Zimbabwean President Robert Mugabe said today that the United States and Britain are "stupid" to criticize him and insist that he step down.
After months of protests inside and outside the country, Mugabe signed a power-sharing deal Sept. 15 with Morgan Tsvangirai, the leader of the opposition.
But, as the two men continue to fight over control of key Cabinet posts, international support for Mugabe's role in the power-sharing government has virtually disappeared.
Jendayi Frazer, the lead U.S. diplomat for Africa, said during the weekend that Mugabe must step down and Mark Malloch Brown, Britain's Africa minister, echoed the call Monday..
"This stupid and foolish thinking" ignores that only Zimbabweans can make such a decision, Mugabe said after attending a funeral for a retired army general, The Associated Press reported.
"We are not going to listen to what [President] Bush and [British Prime Minister] Gordon Brown are saying," Mugabe said. "We do realize that these are the last kicks of a dying horse."
Under the power-sharing arrangement, the United States promised to lift sanctions if the deal was consummated.
But Frazer, the U.S. assistant secretary of state for African affairs, said Sunday that the offer had been taken off the table.
Amid an increasingly fraught economic climate, Zimbabweans are now caught in the grip of a cholera epidemic, which has killed 1,111 people, according to figures released last week by the World Health Organization.
Paul Garwood of the organization's Department of Health Action in Crises, who recently returned from Zimbabwe, told ABC News that people there are suffering on many different levels.
"The latest situation I saw was a health system in great need of assistance in terms of ... supplies, medicines, water and improvements in sanitation systems," he said. "In the immediate term, the great need is a response to the cholera outbreak and there is a great need to control outbreaks that are springing up in different parts of the country," he said.

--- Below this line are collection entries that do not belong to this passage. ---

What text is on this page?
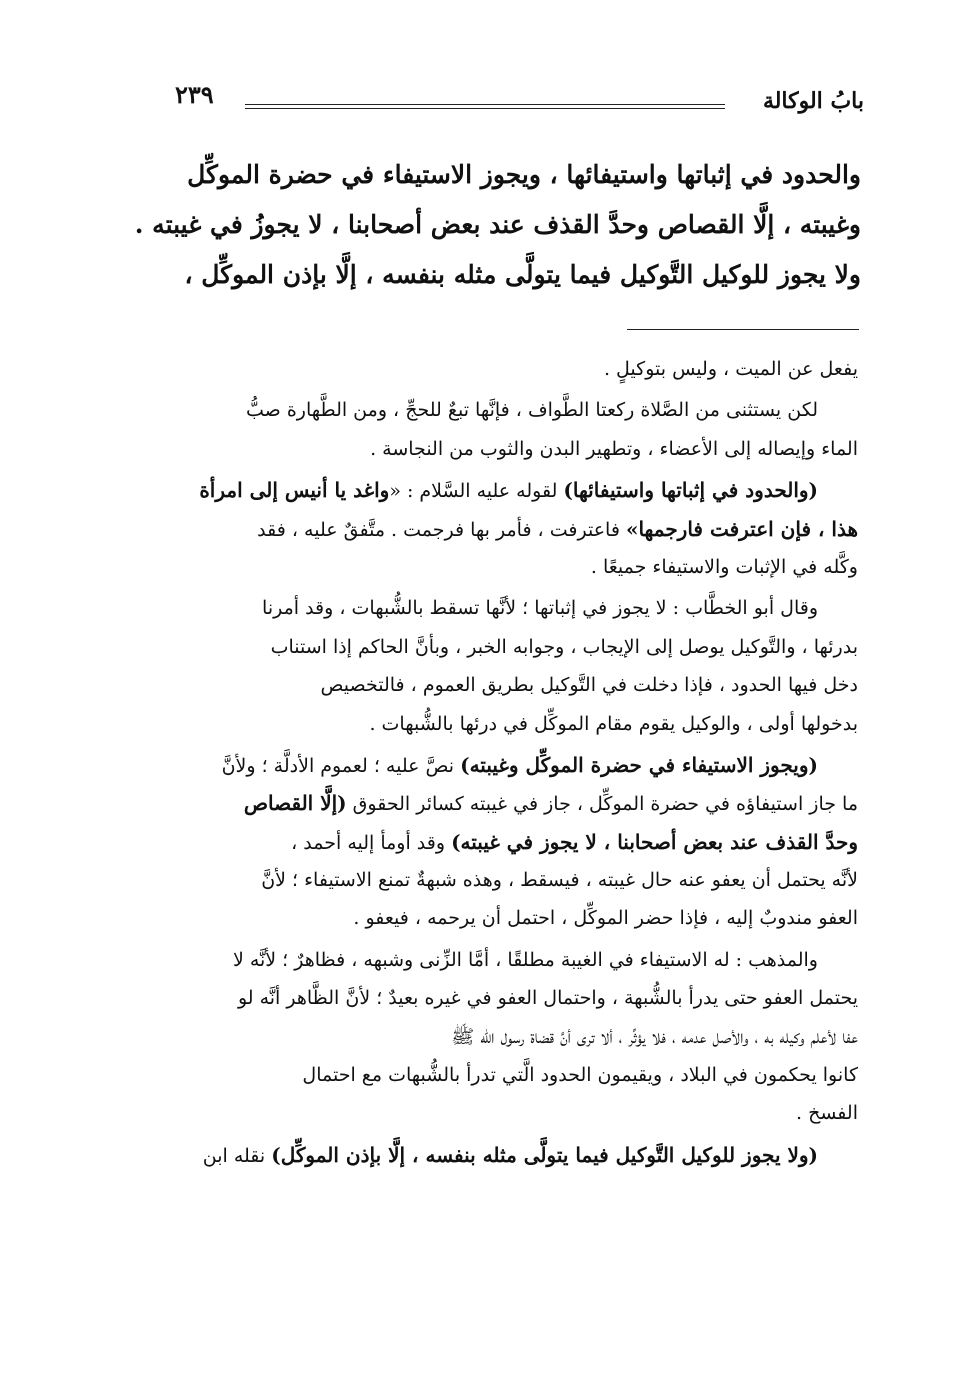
بابُ الوكالة
٢٣٩
والحدود في إثباتها واستيفائها ، ويجوز الاستيفاء في حضرة الموكِّل
وغيبته ، إلَّا القصاص وحدَّ القذف عند بعض أصحابنا ، لا يجوزُ في غيبته .
ولا يجوز للوكيل التَّوكيل فيما يتولَّى مثله بنفسه ، إلَّا بإذن الموكِّل ،
يفعل عن الميت ، وليس بتوكيلٍ .
لكن يستثنى من الصَّلاة ركعتا الطَّواف ، فإنَّها تبعٌ للحجِّ ، ومن الطَّهارة صبُّ
الماء وإيصاله إلى الأعضاء ، وتطهير البدن والثوب من النجاسة .
(والحدود في إثباتها واستيفائها) لقوله عليه السَّلام : «واغد يا أنيس إلى امرأة
هذا ، فإن اعترفت فارجمها» فاعترفت ، فأمر بها فرجمت . متَّفقٌ عليه ، فقد
وكَّله في الإثبات والاستيفاء جميعًا .
وقال أبو الخطَّاب : لا يجوز في إثباتها ؛ لأنَّها تسقط بالشُّبهات ، وقد أمرنا
بدرئها ، والتَّوكيل يوصل إلى الإيجاب ، وجوابه الخبر ، وبأنَّ الحاكم إذا استناب
دخل فيها الحدود ، فإذا دخلت في التَّوكيل بطريق العموم ، فالتخصيص
بدخولها أولى ، والوكيل يقوم مقام الموكِّل في درئها بالشُّبهات .
(ويجوز الاستيفاء في حضرة الموكِّل وغيبته) نصَّ عليه ؛ لعموم الأدلَّة ؛ ولأنَّ
ما جاز استيفاؤه في حضرة الموكِّل ، جاز في غيبته كسائر الحقوق (إلَّا القصاص
وحدَّ القذف عند بعض أصحابنا ، لا يجوز في غيبته) وقد أومأ إليه أحمد ،
لأنَّه يحتمل أن يعفو عنه حال غيبته ، فيسقط ، وهذه شبهةٌ تمنع الاستيفاء ؛ لأنَّ
العفو مندوبٌ إليه ، فإذا حضر الموكِّل ، احتمل أن يرحمه ، فيعفو .
والمذهب : له الاستيفاء في الغيبة مطلقًا ، أمَّا الزِّنى وشبهه ، فظاهرٌ ؛ لأنَّه لا
يحتمل العفو حتى يدرأ بالشُّبهة ، واحتمال العفو في غيره بعيدٌ ؛ لأنَّ الظَّاهر أنَّه لو
عفا لأعلم وكيله به ، والأصل عدمه ، فلا يؤثِّر ، ألا ترى أنَّ قضاة رسول الله ﷺ
كانوا يحكمون في البلاد ، ويقيمون الحدود الَّتي تدرأ بالشُّبهات مع احتمال
الفسخ .
(ولا يجوز للوكيل التَّوكيل فيما يتولَّى مثله بنفسه ، إلَّا بإذن الموكِّل) نقله ابن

According to the World Health Organization, 20,581 Zimbabweans have been struck with cholera since the outbreak of the disease in August.

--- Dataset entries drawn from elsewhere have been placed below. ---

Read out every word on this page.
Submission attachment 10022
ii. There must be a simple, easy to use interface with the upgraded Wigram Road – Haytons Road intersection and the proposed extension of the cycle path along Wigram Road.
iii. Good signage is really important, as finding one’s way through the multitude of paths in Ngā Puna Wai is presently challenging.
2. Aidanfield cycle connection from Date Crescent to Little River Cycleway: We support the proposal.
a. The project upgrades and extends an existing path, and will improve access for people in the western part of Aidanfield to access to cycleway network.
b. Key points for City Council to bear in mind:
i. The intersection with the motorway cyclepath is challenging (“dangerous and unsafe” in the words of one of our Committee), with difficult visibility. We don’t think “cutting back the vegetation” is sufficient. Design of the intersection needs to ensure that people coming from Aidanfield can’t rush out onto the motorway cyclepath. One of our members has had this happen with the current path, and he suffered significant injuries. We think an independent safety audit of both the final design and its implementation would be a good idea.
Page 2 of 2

On Dec. 13, The Herald, the country's state-run newspaper, quoted the information minister, Sikhanyiso Ndlovu, as saying, "Cholera is a calculated racist terrorist attack on Zimbabwe by the unrepentant former colonial power, which has enlisted support from its American and Western allies so that they can invade the country."
Ndlovu described the disease as a "serious biological chemical war ... a genocidal onslaught on the people of Zimbabwe by the British."

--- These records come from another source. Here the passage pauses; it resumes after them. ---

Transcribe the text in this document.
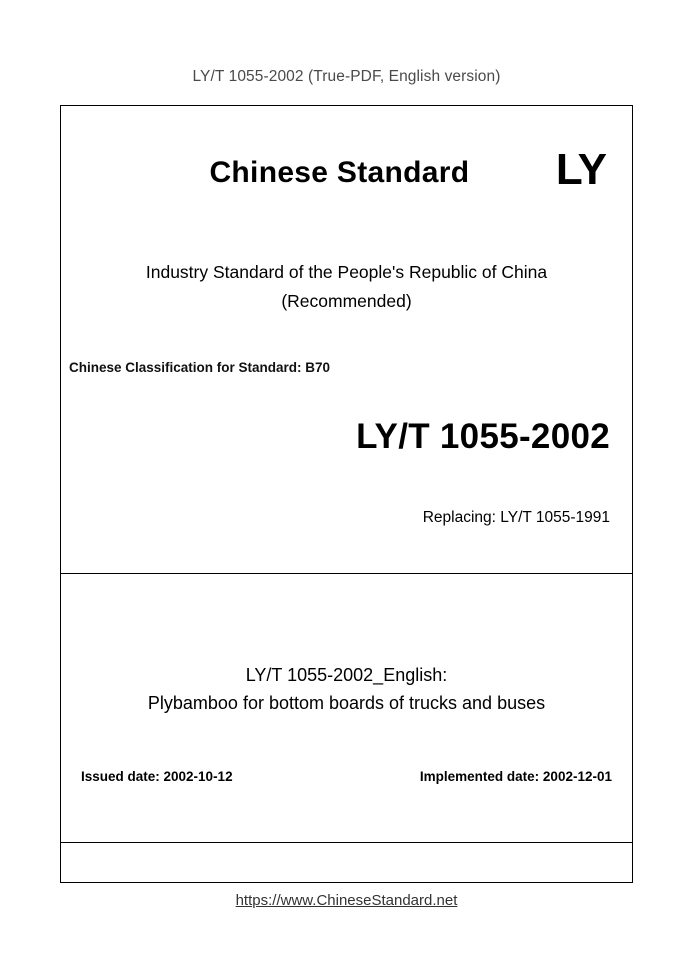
LY/T 1055-2002 (True-PDF, English version)
Chinese Standard	LY
Industry Standard of the People's Republic of China
(Recommended)
Chinese Classification for Standard: B70
LY/T 1055-2002
Replacing: LY/T 1055-1991
LY/T 1055-2002_English:
Plybamboo for bottom boards of trucks and buses
Issued date: 2002-10-12	Implemented date: 2002-12-01
https://www.ChineseStandard.net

The London Times reported Monday that 18 of the 21 companies blacklisted by the United States for financially supporting the Mugabe regime have been operating with impunity in Britain, the Isle of Man, the Channel Islands and the British Virgin Islands.
At the top of the list, according to the Times, is the private equity firm Breco, controlled by U.K.-based businessman John Bredenkamp. On its Web site, the U.S. Treasury describes Bredenkamp as "a well-known Mugabe insider involved in various business activities, including tobacco trading, gray-market arms trading and trafficking, equity investments, oil distribution, tourism, sports management and diamond extraction."